In July 1980, Christensen abducted a young woman at a bus stop in Washington, D.C., drove her to one of his family member's houses and raped her, then let her go. He was soon connected to the crime and arrest warrants were issued. In January 1981, Christensen attempted to move to Toronto but was arrested for falsifying information on his passport and spent 21 days in jail. Soon after his release, he created an alias: Richard Owen. On April 16, 1981, Owen kidnapped and raped a woman in Montreal. Arrested yet again, he pleaded guilty in July and was sentenced to a year and six months in prison. Afterwards, it was discovered that Owen was Christensen, and since he was wanted for rape in Washington, D.C., U.S. authorities asked Canadian officials to transfer Christensen to a jail in Maryland. Due to a clerical error, Christensen was released.

== Murders ==
In April 1982, Christensen abducted 27-year-old Sylvie Trudel in Montreal. He brought her to an empty apartment where he raped, beat, and strangled her to death. Afterwards, he decapitated and dismembered her body with a hacksaw. That same month, Christensen strangled 26-year-old Murielle Guay, again dismembering the body afterwards. Both of their remains were discovered on April 27. Trudel was determined to have been dead for about 20 to 30 hours and Guay was determined to have been dead for 10 days. Christensen was almost immediately identified as a suspect because he owned the apartment Trudel was found in; witnesses identified him as the last person seen with Guay. Christensen soon fled to the United States, while Canadian arrest warrants were issued. The following month, Canadian detectives interviewed Christensen's parents at the family home in Maryland. The two admitted that they had met with their son and smuggled him $5,000.

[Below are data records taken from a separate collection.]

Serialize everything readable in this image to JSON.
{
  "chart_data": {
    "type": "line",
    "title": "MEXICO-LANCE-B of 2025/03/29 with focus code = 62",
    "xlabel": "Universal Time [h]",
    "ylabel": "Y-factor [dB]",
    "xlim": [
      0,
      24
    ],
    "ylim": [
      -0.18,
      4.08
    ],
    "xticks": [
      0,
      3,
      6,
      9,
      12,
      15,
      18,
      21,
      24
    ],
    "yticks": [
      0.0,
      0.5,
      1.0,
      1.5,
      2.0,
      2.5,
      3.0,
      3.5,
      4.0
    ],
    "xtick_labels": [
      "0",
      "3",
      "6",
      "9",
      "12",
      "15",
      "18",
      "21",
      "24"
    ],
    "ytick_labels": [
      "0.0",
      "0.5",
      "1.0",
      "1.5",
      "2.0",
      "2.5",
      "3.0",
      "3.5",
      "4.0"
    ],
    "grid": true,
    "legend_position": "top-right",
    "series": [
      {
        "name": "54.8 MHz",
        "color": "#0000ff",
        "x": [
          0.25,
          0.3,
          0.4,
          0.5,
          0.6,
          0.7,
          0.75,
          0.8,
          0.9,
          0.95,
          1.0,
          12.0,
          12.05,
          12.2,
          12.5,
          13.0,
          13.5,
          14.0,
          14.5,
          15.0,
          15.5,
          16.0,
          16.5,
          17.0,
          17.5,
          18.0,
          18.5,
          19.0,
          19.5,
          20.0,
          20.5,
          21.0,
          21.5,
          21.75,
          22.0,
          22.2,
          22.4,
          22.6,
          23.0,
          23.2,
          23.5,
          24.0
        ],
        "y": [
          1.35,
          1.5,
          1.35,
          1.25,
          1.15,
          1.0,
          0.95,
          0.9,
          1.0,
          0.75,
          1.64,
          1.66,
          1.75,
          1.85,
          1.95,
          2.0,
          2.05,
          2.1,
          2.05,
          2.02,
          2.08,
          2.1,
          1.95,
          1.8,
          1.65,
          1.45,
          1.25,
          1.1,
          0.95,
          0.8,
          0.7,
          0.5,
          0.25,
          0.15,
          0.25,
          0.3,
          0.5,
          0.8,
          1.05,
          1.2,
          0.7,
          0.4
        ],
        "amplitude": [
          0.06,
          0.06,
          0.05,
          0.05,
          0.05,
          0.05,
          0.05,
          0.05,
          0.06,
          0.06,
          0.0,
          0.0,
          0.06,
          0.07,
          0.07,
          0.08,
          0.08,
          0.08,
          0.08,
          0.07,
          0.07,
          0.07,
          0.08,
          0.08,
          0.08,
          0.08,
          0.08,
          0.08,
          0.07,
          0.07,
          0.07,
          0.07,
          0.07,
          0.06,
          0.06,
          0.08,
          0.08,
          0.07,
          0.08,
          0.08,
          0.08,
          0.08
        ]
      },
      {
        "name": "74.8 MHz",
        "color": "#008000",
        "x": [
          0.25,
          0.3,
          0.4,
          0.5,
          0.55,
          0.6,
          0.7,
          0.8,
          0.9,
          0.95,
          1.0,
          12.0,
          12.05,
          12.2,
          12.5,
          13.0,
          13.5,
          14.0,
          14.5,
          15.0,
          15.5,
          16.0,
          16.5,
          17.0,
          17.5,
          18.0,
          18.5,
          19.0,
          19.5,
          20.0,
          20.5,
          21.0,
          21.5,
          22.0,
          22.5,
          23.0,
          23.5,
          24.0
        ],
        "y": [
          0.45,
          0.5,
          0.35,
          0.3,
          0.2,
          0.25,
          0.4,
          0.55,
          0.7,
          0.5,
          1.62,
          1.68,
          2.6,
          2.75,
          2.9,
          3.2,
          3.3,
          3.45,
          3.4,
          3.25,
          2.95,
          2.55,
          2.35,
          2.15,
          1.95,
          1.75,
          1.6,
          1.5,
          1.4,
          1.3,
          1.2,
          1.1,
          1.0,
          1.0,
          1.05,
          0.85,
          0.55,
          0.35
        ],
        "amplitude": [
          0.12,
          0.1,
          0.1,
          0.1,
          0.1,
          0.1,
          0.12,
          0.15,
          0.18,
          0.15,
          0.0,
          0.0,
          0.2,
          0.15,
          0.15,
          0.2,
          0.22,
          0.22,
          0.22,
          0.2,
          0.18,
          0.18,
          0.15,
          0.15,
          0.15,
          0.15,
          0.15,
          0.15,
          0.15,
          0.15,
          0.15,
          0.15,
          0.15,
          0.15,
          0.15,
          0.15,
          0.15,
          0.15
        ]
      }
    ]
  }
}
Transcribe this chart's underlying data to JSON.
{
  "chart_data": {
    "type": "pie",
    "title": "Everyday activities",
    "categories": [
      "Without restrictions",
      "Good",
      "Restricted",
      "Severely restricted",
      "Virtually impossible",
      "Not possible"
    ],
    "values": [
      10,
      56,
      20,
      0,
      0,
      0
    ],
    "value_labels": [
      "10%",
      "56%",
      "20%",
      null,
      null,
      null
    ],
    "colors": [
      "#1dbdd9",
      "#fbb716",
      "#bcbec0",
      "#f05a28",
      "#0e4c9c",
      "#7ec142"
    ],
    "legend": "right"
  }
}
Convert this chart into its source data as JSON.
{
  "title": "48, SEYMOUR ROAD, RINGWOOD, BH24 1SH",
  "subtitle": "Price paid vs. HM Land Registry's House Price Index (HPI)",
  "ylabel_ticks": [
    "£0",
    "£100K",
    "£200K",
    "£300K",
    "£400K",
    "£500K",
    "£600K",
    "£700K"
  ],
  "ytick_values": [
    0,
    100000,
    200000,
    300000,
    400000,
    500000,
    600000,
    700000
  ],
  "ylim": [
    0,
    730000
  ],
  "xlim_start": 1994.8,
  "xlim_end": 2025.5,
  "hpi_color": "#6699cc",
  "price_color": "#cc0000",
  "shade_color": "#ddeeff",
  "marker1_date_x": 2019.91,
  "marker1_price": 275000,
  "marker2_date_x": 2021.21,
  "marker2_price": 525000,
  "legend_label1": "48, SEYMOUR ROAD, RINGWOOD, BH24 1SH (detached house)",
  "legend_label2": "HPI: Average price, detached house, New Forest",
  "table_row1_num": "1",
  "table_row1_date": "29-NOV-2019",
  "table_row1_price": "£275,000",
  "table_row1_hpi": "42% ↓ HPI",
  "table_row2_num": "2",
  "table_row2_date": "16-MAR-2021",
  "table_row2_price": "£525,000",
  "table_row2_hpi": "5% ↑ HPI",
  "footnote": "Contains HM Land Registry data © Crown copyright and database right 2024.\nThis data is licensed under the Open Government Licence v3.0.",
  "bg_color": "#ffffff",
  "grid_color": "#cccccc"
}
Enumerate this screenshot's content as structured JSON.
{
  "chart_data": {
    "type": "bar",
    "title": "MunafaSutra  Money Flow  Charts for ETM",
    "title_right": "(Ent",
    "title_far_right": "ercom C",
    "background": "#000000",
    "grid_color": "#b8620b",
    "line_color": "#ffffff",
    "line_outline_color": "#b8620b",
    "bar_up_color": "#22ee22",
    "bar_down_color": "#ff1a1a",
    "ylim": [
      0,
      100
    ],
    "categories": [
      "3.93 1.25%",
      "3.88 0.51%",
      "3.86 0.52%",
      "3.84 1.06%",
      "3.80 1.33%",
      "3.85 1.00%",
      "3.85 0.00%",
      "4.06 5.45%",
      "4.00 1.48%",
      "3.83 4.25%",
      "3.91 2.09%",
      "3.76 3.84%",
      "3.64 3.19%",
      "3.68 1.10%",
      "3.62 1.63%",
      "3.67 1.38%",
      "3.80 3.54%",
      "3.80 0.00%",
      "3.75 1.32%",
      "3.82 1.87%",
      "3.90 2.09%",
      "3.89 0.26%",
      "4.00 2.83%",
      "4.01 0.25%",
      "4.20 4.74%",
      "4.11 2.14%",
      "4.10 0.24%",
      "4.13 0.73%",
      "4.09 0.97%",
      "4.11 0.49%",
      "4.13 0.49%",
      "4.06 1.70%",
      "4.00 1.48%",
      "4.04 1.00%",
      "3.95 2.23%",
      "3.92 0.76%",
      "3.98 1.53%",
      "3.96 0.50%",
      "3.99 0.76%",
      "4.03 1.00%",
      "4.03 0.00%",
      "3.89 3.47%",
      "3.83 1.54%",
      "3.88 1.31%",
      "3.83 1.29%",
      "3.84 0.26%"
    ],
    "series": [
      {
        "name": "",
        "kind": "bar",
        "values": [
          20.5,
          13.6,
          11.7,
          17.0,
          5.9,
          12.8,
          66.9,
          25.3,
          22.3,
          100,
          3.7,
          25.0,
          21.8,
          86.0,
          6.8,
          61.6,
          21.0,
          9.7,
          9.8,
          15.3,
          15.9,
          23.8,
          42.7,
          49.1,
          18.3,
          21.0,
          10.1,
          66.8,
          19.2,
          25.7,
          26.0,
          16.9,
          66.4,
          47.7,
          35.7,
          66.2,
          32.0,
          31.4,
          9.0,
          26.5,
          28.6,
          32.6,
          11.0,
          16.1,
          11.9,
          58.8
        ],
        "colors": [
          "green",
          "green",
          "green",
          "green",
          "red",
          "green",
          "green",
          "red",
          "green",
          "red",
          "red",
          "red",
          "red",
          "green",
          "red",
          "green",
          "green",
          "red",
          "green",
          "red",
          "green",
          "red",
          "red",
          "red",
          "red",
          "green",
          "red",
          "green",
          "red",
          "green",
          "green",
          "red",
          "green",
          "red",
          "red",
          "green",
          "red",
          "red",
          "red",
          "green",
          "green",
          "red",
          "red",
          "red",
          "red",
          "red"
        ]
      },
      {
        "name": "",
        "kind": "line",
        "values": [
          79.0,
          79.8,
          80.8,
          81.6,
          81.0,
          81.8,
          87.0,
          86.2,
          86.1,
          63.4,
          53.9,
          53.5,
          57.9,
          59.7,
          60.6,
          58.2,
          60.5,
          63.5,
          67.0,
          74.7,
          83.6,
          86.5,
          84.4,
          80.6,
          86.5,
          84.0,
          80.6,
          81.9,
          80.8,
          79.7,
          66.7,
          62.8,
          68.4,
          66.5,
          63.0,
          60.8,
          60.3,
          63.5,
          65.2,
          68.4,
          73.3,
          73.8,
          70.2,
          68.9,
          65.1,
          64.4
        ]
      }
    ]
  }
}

Over the next few months, Christensen was reportedly spotted in six states; Florida, New York, New Jersey, Georgia, Kentucky, and Pennsylvania. He was living in Trenton, New Jersey, and Philadelphia, Pennsylvania, using the alias "John Robert Schrader". On September 23, 1982, Christensen picked up 23-year-old go-go dancer Michelle Angiers in Scranton, Pennsylvania, and drove her to Dickson City, where he raped her and stabbed her 30 times, killing her. On June 29, 1983, Christensen shot two men at an Amtrak railroad station in Trenton. The men survived. Afterwards, he created another alias: Jeffrey Shrader. On December 4, 1983, Christensen shot and killed 51-year-old Joseph Connelly outside a bar after an argument. Witnesses to the shooting reported what they had seen, and Christensen was located a few hours later and arrested.

== Trial and death ==
Upon his arrest, Christensen said he was Shrader, and he was convicted of Connelly's murder under that name. The FBI, brought in to identify "Shrader", collected his fingerprints, checked them against their database, and declared, erroneously, that they did not match anyone on their radar. A few days after his conviction, Shrader was identified as Christensen. US and Canadian authorities suspected Christensen had killed more than a dozen people during his two years on the run. Due to this, and the brutality of his known killings, Pennsylvania police constable Bill McAndrew labeled Christensen "a real American Jack the Ripper", after the serial killer who murdered and mutilated five prostitutes in London in 1888 and was never caught. Media outlets seized upon the nickname. In early 1985, Pennsylvania investigators linked Angiers' murder to Christensen after finding a bloody knife and hacksaw in his home. Christensen was convicted of Angiers' murder in 1990, for which he was sentenced to serve 10 to 20 years in prison. He was also brought to Maryland to be prosecuted for the 1981 rape of a woman there. He was convicted and sentenced to 40 years in prison. In 1990 a cellmate of Christensen said that he had allegedly confessed to killing 24 people: two in England, four in Canada, and 16 in the United States. The claims were investigated but nothing was proven.

On October 31, 1990, Christensen died of cancer while imprisoned at State Correctional Institution – Huntingdon. His death was not reported until July 1991.